Geplaatst

Pielich

´t Is met cabaretiers net als met websites: soms zie je door de bomen het bos niet meer. Maar heb je eenmaal een cabaretier gevonden, dan kom je de site ook snel op het spoor.Afgelopen dinsdag woonde ik het Dubdichtersfestival in Cul de Sac bij. Dit vanwege een mail die mijn collega-dichter Martin Beversluis gestuurd had omtrent zijn optreden aldaar met zijn begeleidingsband The Listening Principles.
Collegiaal als ik ben was ik maar eens gaan kijken. En ik moet zeggen dat het gebodene regelmatig gevoelens bij me losmaakte die aan het collegiale ontstegen.

Schandalig genoeg ben ik de meeste namen van deze avond alweer vergeten. Zo gaat dat soms. Maar eentje zal me in elk geval zeker bijblijven: de dichter/stand up comedian Cristian Pielich.

Ik weet het: er zijn veel dichters. En veel stand up-comedians. En heel veel cabaretiers. En ook veel stand up poets. Die niet eens weten dat ik, Ko de Laat, begin jaren negentig de eerste in Nederland was die de term stand up poetry gebruikte. Wat dat betreft eren mijn volgelingen hun Godfather niet. Als ze deze al kennen.
Maar toen ik die term bedacht wist ik ook niet dat er in Amerika in 1977 al een boek was verschenen met de titel ‘Stand up poetry’, dus buiten de Benelux heb ik niks te claimen.

Maar ook menige cabaretier is gespeend van enig historisch besef. Het gebrek aan ambachtelijkheid en ondergrond druipt er vaak aan alle kanten vanaf. Ze komen vaak vers tussen de schuifdeuren vandaan, zo lijkt het.

Hoe zeer Cristian Pielich zich in het ambacht van voordracht heeft verdiept blijkt wellicht uit de treffende wijze waarop hij de antiheld uithangt. Tenzij hij dat daadwerkelijk is. Dat ik niet weet wat het nou is zegt dan ook veel over zijn acteertalent. Of over zijn ware aard.

In elk geval heb ik regelmatig erg hard moeten lachen om zijn gortdroge oneliners. En dat is echt al heel wat voor een humorsnob als ik, die DVD’s en CD’s van obscure en reeds lang vergeten Britse en Amerikaanse komieken uit de spelonken van het web vandaan krabt om aan zijn lachgerief te komen.

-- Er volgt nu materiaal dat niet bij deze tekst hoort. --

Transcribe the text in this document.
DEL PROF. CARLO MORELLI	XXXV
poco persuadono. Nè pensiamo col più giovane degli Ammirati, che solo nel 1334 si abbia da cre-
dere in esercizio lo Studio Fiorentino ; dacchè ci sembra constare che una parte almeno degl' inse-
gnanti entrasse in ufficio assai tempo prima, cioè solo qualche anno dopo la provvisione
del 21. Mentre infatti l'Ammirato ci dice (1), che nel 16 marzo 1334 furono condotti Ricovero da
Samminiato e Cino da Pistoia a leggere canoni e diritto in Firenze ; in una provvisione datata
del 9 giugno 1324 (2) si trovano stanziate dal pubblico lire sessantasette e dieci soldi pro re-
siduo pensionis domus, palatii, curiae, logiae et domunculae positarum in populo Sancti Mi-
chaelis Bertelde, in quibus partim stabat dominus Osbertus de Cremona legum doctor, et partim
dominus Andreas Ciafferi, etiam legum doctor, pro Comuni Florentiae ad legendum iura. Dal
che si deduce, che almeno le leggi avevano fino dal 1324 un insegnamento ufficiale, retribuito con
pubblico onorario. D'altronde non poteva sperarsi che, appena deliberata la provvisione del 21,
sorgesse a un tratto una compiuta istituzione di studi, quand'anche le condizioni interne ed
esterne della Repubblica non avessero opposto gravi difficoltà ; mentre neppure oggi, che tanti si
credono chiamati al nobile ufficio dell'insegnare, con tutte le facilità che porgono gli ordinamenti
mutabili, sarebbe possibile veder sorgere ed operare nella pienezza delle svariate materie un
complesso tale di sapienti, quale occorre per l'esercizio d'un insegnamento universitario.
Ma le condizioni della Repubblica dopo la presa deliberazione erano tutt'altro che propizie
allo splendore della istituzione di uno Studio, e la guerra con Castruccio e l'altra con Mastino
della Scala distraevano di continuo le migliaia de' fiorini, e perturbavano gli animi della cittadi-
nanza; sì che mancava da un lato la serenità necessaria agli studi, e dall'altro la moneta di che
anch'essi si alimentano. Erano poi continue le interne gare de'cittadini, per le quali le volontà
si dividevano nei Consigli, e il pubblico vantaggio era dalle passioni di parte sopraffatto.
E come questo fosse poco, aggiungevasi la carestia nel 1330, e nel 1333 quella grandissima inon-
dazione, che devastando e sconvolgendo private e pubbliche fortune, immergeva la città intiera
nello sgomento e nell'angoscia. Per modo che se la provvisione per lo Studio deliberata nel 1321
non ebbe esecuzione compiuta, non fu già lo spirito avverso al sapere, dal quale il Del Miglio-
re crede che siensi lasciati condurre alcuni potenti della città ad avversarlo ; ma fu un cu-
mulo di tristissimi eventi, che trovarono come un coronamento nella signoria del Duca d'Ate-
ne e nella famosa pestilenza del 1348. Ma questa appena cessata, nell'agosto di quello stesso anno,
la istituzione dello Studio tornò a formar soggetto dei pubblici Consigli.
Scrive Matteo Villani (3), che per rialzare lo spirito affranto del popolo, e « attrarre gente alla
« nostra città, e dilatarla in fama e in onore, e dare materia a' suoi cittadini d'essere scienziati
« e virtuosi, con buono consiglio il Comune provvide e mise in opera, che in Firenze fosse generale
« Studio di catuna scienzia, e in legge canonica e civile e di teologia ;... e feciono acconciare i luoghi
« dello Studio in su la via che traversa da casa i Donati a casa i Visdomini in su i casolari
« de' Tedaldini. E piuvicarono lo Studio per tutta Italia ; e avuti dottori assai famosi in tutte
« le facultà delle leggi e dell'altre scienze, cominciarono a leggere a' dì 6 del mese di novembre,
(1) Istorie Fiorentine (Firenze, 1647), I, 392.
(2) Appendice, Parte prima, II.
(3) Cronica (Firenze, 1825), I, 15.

Maar Pielich is leuk. Buiten dat is hij waarschijnlijk Nêerlands goedkoopste dichter (zijn bundeltje ‘We gaan nog niet naar huis’ kost slechts 2 Euro).
Zijn website spreekt van indrukwekkende wapenfeiten als een finaleplaats in de Talentententoonstelling 2003, de publieksprijs van het Cabakar Cabaretfestival in Den Bosch, de eerste prijs op de Griffioen Spelen te Amsterdam in 2001 en eervolle vermeldingen in de Art Quake Kunstwedstrijd te Hoofddorp.
Vermakelijk en schrijnend tegelijk is verder zijn verslag van zijn optreden op het biljart van Café oost West Thuis Best te Hardinxveld-Giessendam. Tja, ´God straft wie rocker in Holland wil zijn´ zong Jan Rot al. En dat geldt ook voor cabaretiers.

Pielich verdient echter beter. Goed, hij kan zich wellicht nog niet meten met de Maassens en de Guzmannen (om over Freek de Jonge nog maar te zwijgen) maar hij heeft wel wat. En dat zegt iemand die bij het beluisteren van een sketch van de oerstanduppers Mike Nichols en Elaine May zonder een spier van zijn gezicht te vertrekken kan zeggen: “Hmm, geestig procédé dat daarachter zit, zeg. Interessant, interessant…”
Bij Cristian Pielich heb ik, mijn geblaseerdheid ten spijt, geen moment over het achterliggende procédé nagedacht.

Door de overvloed aan cabaretiers en het winnen van prijzen die net niet doorgangenopleverend genoeg zijn is Pielich vooralsnog verdeeld tot een artiestenbestaan in de marge. Wat extra aandacht voor zo iemand is nooit weg. Want, zoals hij zelf op zijn site al schrijft: “Het is een lange weg van Burger King tot Carré!”
Derhalve: surf naar de site van de antiheld Pielich (wiens naam zo mooi rijmt op zielig en schlemielig).